Penny in the Pink: portrait by Jane German

This show is taking place from 4 March to Ist April, at the Harleston Gallery, 3 Old Marketplace, Harleston, Norfolk, IP20 9BE, Tuesday to Saturday,10 to 4 (tel. 01379 855 366;  I shall have more to say about this, and how it came about, and prudery in Norfolk etc.  Meantime here is a short review  of the exhibition by Robert Radford.


One of the agreeable extravagances of the English language is that it offers us the two words ‘naked’ and ‘nude’ to speak of the body without clothing. The first suggesting exposure and shame, the second, exhibition and celebration – the particular province of art.

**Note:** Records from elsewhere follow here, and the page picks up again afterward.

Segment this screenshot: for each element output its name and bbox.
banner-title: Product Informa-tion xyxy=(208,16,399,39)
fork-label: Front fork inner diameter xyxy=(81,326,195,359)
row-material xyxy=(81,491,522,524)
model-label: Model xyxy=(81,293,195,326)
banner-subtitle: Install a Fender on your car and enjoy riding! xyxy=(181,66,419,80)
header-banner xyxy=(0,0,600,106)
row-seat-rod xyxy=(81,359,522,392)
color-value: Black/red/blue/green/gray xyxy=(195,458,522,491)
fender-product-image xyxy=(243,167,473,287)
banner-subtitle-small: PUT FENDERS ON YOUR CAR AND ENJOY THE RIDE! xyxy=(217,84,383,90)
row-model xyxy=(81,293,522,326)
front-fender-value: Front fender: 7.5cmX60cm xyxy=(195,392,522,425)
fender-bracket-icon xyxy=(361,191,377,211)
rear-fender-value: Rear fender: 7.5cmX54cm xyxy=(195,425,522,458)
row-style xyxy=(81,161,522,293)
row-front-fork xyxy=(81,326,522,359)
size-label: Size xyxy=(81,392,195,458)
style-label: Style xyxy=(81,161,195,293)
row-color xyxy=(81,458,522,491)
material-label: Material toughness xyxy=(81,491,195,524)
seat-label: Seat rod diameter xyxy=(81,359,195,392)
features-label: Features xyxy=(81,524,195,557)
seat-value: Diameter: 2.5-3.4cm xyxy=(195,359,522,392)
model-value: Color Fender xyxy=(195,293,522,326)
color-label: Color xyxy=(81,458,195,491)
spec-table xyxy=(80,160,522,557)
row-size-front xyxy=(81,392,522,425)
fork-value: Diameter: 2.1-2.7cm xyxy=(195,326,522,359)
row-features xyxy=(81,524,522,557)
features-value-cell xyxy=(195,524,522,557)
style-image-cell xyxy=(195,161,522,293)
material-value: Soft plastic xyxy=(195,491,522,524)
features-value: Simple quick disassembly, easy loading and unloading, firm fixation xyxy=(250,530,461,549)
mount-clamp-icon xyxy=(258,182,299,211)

It must be said that the current show at The Harleston Gallery ‘Have I Got Nudes for You’ steers energetically towards the pole of celebration.  Around forty artists from across Norfolk, from Cromer to Yarmouth, have contributed to the show with work ranging through oils, drawings, prints, sculpture and painted tiles.  The visitor will also be aware of the complex mosaic of styles and approaches represented by this company of highly individual artists.  There is much evidence of the accomplished and concentrated study of the traditional male and female life model, which many artists would still insist provides  the necessary discipline at the foundation of their activity.  There are knowing homages to Manet and Beckmann and even to the Classical frieze.  There is wit in plenty, especially the animated and annotated underwear displayed on the stairwell, and eccentricity enough, look out for the still life with the toes and bacon.  But there is also expressionist rage and bitter satire against media intrusion.  A carnivalesque encounter between farmyard animals and a nude that can only be described as ‘in your face’ will be long remembered.

Essentially, this feast of creative expression is to be heartily recommended to both the open-minded and the open-eyed.